In the grand scheme of things, the most important thing to remember is that when people come to see you play, they are on your side.
Sometimes, the stars align and a gig goes just perfectly. You arrive early at the venue, there’s time for an extensive soundcheck, the crew is top notch, and the room sounds just right. Your rig is totally dialed in and the band is ready to fire on all cylinders. During the gig, you’ve got the packed, enthusiastic crowd in the palm of your hand, there are no equipment or musical mishaps, and you leave the stage feeling awesome.
This month’s column isn’t about any of that.
The Big Picture
In the grand scheme of things, the most important thing to remember is that when people come to see you play, they are on your side. They want to be entertained and they’re rooting for you. Sounds simple, but it can be easy to forget when things start going wrong onstage. If the audience expected perfection, they could just listen to your record. What they want is a show.
Strings can break, amps can blow up, you might forget the chords to the bridge. It’s how you spontaneously deal with adverse, difficult situations onstage that can actually make a decent show a great show, even more exciting than it would have been if everything went smoothly.
I recall a White Stripes performance on Conan O’Brien that’s a perfect example of this. During a guitar solo, Jack White ran over to Conan’s desk, laid his guitar flat on it, and proceeded to play a slide solo. But when he strapped the guitar back on, the cable pulled out! Realizing he was in a predicament—and making a split-second decision—White dropped the guitar, ran over to the vocal mic, and finished the song with just drums and vocals, giving it a 110 percent effort. And I swear, it was better that it happened that way. It made for a totally exciting and unique performance.

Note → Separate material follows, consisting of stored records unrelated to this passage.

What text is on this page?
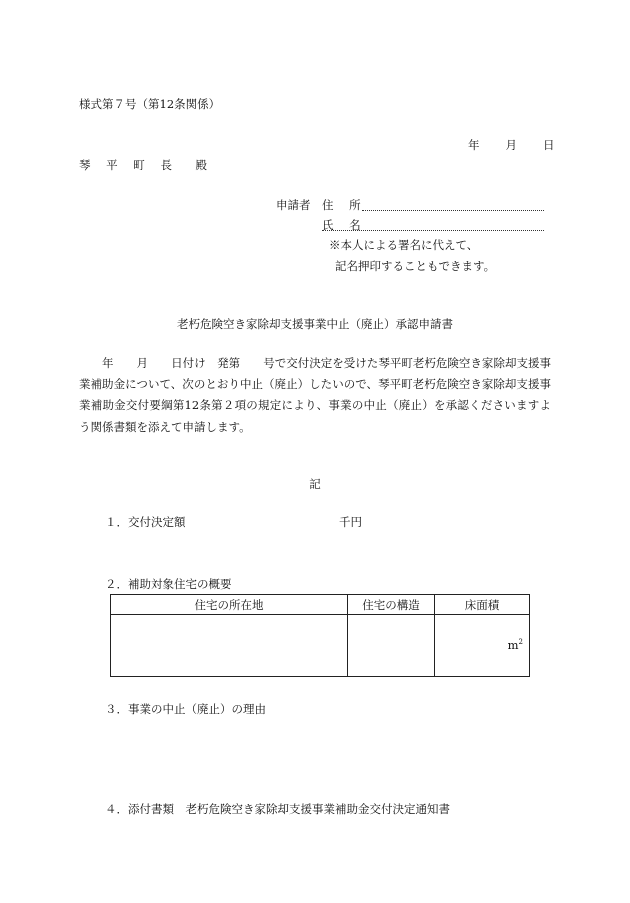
様式第７号（第12条関係）
年 月 日
琴 平 町 長　殿
申請者 住 所
氏 名
※本人による署名に代えて、
記名押印することもできます。
老朽危険空き家除却支援事業中止（廃止）承認申請書
　　年　　月　　日付け　発第　　号で交付決定を受けた琴平町老朽危険空き家除却支援事業補助金について、次のとおり中止（廃止）したいので、琴平町老朽危険空き家除却支援事業補助金交付要綱第12条第２項の規定により、事業の中止（廃止）を承認くださいますよう関係書類を添えて申請します。
記
１．交付決定額	千円
２．補助対象住宅の概要
住宅の所在地	住宅の構造	床面積

		$m^2$
３．事業の中止（廃止）の理由
４．添付書類　老朽危険空き家除却支援事業補助金交付決定通知書
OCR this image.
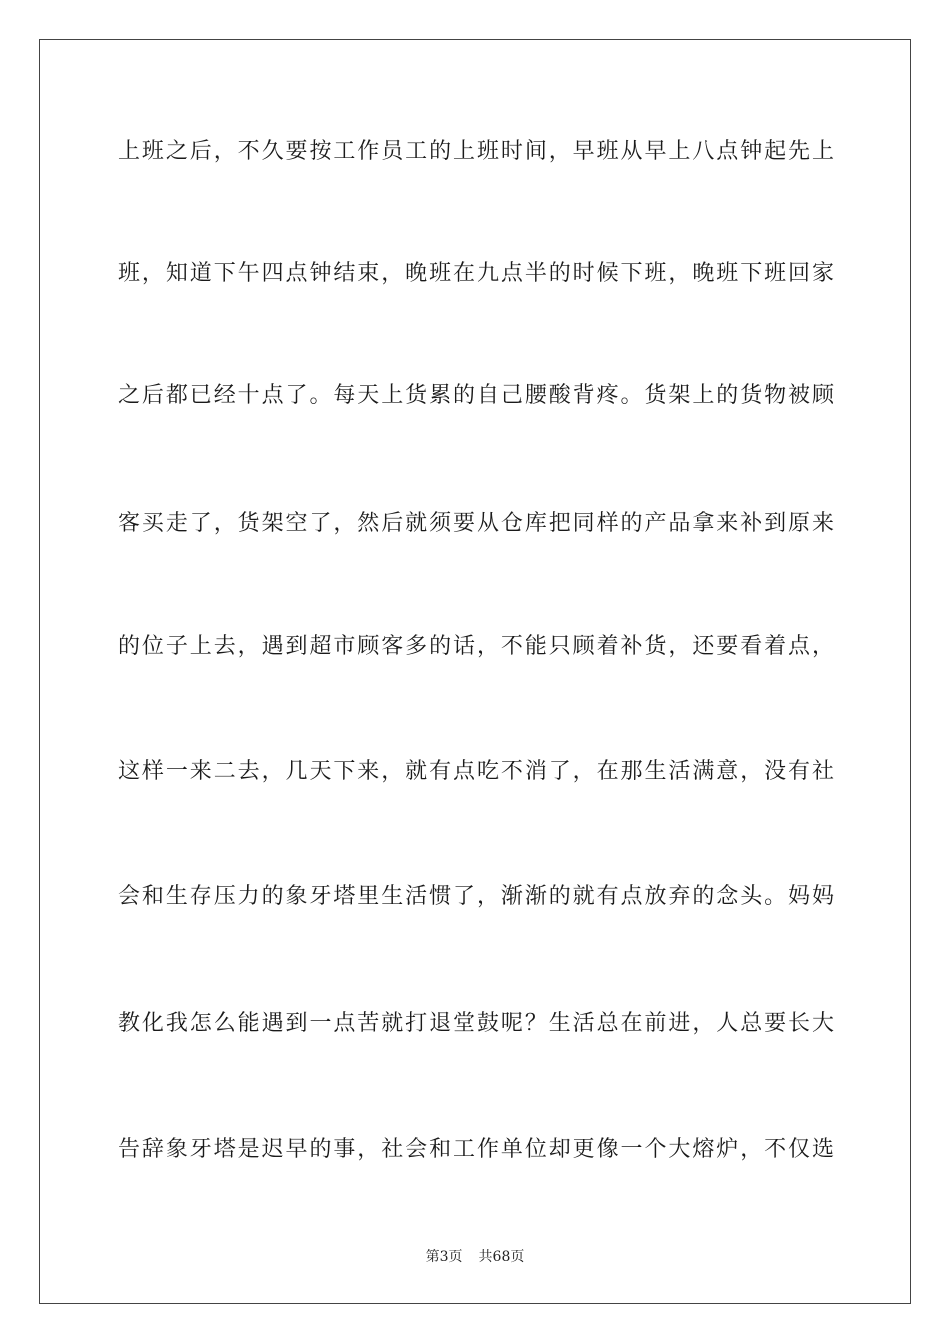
上班之后，不久要按工作员工的上班时间，早班从早上八点钟起先上
班，知道下午四点钟结束，晚班在九点半的时候下班，晚班下班回家
之后都已经十点了。每天上货累的自己腰酸背疼。货架上的货物被顾
客买走了，货架空了，然后就须要从仓库把同样的产品拿来补到原来
的位子上去，遇到超市顾客多的话，不能只顾着补货，还要看着点，
这样一来二去，几天下来，就有点吃不消了，在那生活满意，没有社
会和生存压力的象牙塔里生活惯了，渐渐的就有点放弃的念头。妈妈
教化我怎么能遇到一点苦就打退堂鼓呢？生活总在前进，人总要长大
告辞象牙塔是迟早的事，社会和工作单位却更像一个大熔炉，不仅选
第3页 共68页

Sound and Equipment Issues
Sometimes venues simply just don’t sound good. The subwoofers might be under the stage, creating lots of bass and rumble or the stage could have a hard wall right behind it and have a low ceiling, making the sound loud and chaotic. The PA and monitors could be terrible. Whatever the scenario, it’s always important to remember that the audience doesn’t want to know about any of it. They paid to be there and just want to have fun. It’s your job to rise above and if at all possible, find solutions. Let’s talk about a few tricks.

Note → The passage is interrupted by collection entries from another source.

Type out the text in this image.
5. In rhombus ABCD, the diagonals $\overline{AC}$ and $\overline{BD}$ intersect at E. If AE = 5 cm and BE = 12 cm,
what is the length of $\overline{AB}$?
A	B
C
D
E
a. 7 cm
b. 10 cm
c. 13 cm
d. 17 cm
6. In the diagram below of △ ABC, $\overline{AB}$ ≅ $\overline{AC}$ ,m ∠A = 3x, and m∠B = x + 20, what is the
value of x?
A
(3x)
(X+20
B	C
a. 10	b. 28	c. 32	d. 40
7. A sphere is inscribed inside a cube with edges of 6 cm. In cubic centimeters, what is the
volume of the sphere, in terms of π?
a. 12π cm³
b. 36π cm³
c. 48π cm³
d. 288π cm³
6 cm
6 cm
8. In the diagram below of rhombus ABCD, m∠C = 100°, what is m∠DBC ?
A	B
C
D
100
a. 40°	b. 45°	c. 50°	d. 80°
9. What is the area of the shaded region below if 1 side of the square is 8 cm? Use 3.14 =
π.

When playing on a stage that’s especially loud and live, I ask the local crew if there’s an extra drum rug. These are normally used to keep drums and hardware from sliding around, and most clubs will have them available. I use them in front of my amps and cabinets to help kill some of the liveliness of a hard stage. They can also help warm up and tighten the sound a bit by killing brash, early reflections.
If the stage sounds chaotic, try angling your cabinets up towards you and more directly at your ears by using some wood blocks under the front edge of the cabs. You’ll probably want to turn down a bit when doing this, which will usually help the overall stage mix, thereby improving the front-of-house mix and lowering the chaos factor.

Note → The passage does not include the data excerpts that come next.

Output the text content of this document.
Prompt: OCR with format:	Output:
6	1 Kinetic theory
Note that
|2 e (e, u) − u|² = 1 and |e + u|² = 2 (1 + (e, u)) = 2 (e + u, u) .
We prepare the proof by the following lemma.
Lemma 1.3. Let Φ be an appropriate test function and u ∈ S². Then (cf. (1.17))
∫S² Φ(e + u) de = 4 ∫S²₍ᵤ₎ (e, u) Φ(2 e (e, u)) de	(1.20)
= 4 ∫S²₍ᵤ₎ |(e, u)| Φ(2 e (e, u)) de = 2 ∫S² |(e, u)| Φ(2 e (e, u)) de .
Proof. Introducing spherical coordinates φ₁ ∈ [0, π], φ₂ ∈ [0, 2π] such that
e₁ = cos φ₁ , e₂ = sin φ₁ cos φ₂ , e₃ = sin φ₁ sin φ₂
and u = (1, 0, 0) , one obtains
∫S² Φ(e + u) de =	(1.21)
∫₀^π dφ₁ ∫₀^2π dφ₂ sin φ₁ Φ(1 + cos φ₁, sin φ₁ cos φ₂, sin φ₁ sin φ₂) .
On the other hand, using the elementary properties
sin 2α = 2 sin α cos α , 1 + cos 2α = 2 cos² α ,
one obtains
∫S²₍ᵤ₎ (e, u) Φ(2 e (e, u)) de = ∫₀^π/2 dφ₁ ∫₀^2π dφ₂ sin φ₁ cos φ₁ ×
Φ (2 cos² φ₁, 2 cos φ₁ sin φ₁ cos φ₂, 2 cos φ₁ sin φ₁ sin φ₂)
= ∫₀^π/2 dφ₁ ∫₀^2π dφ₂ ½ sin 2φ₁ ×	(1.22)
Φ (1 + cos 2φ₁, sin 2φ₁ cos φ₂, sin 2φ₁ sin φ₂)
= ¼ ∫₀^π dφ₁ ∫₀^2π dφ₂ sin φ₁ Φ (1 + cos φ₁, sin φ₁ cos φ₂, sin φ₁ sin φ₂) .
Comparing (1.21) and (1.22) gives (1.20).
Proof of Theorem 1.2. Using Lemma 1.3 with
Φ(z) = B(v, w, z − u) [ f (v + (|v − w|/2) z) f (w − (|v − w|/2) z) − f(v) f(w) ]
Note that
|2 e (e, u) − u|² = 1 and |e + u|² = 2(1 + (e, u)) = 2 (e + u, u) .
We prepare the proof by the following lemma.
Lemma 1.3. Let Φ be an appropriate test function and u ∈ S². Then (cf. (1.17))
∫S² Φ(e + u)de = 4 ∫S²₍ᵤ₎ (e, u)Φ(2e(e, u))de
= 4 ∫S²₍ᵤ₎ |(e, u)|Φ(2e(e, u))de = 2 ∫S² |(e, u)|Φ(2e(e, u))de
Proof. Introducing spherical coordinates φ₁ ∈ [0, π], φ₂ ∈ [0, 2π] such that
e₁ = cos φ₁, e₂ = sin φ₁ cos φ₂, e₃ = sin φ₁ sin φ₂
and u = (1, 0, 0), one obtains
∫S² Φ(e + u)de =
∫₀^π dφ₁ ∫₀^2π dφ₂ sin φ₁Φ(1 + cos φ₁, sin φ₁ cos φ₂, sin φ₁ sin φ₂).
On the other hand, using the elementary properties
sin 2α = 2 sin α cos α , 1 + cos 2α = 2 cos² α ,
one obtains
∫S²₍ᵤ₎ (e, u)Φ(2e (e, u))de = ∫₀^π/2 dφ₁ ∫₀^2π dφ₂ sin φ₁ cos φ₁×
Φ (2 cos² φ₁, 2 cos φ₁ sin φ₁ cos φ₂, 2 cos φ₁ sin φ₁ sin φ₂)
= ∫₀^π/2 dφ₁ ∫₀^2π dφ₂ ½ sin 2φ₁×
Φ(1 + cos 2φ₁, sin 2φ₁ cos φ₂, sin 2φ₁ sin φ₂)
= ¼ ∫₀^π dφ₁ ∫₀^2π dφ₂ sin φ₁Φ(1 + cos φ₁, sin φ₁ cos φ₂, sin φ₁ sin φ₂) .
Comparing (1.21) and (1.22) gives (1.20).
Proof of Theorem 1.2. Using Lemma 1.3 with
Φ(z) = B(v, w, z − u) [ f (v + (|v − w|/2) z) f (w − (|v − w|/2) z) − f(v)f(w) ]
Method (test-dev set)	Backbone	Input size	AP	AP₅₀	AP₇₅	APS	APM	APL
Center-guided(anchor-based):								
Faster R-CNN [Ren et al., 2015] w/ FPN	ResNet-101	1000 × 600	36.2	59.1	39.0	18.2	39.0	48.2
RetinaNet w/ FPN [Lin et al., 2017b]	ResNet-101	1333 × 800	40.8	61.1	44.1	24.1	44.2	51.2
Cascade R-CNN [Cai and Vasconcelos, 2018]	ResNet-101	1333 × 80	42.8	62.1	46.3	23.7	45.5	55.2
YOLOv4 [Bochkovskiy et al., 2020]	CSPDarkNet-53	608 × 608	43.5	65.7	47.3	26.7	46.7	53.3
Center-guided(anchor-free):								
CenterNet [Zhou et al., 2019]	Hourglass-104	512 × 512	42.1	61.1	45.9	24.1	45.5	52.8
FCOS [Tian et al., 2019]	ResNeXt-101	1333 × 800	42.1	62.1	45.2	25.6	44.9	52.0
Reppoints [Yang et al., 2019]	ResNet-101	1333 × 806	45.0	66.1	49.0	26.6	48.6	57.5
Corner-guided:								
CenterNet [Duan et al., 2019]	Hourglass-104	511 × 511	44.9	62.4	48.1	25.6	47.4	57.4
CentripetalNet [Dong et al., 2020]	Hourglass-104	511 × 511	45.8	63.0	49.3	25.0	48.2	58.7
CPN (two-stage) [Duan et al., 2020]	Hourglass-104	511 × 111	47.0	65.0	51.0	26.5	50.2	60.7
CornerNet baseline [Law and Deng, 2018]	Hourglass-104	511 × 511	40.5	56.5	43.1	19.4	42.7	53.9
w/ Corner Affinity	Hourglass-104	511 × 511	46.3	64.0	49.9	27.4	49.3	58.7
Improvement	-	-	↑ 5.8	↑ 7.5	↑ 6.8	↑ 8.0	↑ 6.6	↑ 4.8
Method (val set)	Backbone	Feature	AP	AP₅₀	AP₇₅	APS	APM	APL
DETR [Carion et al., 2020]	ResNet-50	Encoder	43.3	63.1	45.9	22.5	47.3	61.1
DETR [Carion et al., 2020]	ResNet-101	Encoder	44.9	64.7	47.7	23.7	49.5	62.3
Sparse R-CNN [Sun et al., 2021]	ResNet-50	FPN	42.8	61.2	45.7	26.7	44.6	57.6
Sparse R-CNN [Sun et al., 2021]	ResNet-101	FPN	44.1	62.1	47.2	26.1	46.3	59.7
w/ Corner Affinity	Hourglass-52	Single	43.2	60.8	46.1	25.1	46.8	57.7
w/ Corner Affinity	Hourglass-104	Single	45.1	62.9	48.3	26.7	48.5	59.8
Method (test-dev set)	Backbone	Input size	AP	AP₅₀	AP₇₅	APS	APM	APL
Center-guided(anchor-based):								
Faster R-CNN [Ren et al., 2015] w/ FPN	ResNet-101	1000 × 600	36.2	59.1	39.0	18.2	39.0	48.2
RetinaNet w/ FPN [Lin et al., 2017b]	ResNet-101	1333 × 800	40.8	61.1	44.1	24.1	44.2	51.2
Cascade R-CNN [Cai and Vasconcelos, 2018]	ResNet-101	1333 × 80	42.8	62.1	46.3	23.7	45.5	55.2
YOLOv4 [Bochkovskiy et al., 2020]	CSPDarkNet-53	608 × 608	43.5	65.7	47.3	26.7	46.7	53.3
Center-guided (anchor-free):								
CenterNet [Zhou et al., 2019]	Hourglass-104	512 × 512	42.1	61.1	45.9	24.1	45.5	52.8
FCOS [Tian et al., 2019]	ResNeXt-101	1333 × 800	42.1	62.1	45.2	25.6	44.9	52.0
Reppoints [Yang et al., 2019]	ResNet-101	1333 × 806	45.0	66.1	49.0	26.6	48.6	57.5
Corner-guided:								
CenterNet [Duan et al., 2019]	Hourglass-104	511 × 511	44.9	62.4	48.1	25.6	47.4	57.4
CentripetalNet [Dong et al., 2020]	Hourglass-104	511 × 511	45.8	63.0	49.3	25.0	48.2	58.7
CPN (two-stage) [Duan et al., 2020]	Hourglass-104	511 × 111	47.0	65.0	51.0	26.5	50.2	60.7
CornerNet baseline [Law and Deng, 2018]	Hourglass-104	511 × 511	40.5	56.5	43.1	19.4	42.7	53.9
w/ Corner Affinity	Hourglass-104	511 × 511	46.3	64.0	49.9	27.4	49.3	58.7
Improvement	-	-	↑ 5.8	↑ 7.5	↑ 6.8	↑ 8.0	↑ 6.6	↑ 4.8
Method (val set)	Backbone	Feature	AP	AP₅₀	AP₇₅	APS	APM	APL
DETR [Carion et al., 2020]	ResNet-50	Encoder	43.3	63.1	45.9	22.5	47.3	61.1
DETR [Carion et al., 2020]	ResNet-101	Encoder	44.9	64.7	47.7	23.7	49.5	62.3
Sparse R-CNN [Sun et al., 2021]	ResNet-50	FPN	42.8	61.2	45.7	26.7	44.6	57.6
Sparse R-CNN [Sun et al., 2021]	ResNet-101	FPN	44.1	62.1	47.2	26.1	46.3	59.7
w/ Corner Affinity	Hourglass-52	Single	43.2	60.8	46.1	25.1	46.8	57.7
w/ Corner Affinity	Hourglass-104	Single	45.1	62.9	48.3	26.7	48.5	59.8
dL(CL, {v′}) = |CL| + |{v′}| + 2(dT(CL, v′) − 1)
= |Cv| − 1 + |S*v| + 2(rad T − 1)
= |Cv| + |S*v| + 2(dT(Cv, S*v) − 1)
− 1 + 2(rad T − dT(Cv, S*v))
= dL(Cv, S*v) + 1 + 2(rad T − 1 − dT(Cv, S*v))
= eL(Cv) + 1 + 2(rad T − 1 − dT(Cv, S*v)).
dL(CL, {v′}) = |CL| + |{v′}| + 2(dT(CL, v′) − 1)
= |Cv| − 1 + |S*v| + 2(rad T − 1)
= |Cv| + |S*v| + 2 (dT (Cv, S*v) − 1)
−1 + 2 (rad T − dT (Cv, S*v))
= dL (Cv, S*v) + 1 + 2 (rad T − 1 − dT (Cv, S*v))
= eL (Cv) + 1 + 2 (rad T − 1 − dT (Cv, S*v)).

When it comes to volume, I believe a band should settle in around the drummer. In a perfect world, you shouldn’t need monitors at all—except for vocals, of course—to hear each other. If you are doing a soundcheck and things sound loud, harsh, woolly, or just all wrong, try turning off the PA and monitors altogether and starting from that point. Play together and then slowly fill in the gaps, getting only what you really need in your wedge. For me, I’m good to go with just a bit of kick drum and hi-hat, some lead vocal, and my own vocals. Less is more in a room with bad sound.
If the music train starts to derail during your show, do not panic. This is the number one rule. Everyone makes mistakes every now and then. Warren Haynes says, “mistakes are opportunities” and this can be true. If the singer forgets the words to the bridge, it might be time to try out those new licks you’ve been working on. It’s important to always have one another’s backs when gigging, and you never, ever want to bad vibe anyone for making a mistake, at least not onstage. Save the “what happened there?” discussion for the van ride home. Remember it’s just music.
Big Gigs, High Pressure
Zakk Wylde was once asked what he does to prepare for big, high-pressure gigs like television performances. His advice was essentially: Don’t do anything different than usual. Play the song just like the last 80 times you played it in the bar or theater or your own bedroom mirror. Guess what happens the second you psych yourself out by thinking, “this is a big gig, everyone’s watching me, I better not screw up?” You screw up. If I’m doing TV and I feel nerves coming on, I’ll try to mentally picture Zakk giving me this advice. It helps me get my head in the game and back to what’s important—the music.
The last trick is one that I learned from Chris Cornell. Sometimes, when doing TV, you may have to perform an abbreviated version of a song by cutting the guitar solo or possibly dropping half of the second verse. This can be hard to remember in the heat of the moment, especially when you’ve performed a song many times with a certain arrangement and are suddenly forced to play it differently. What I do is put a sign by my pedalboard that simply reads, “REMEMBER.” That’s it—one word. Just looking down and seeing that will be enough to jar your memory, and you’ll do exactly what you need to do.
If Keith Can Do It
I once saw Keith Richards screw up the intro to “Brown Sugar” in front of a stadium crowd. He made a funny face, shrugged, kept calm, and carried on. And the crowd loved it!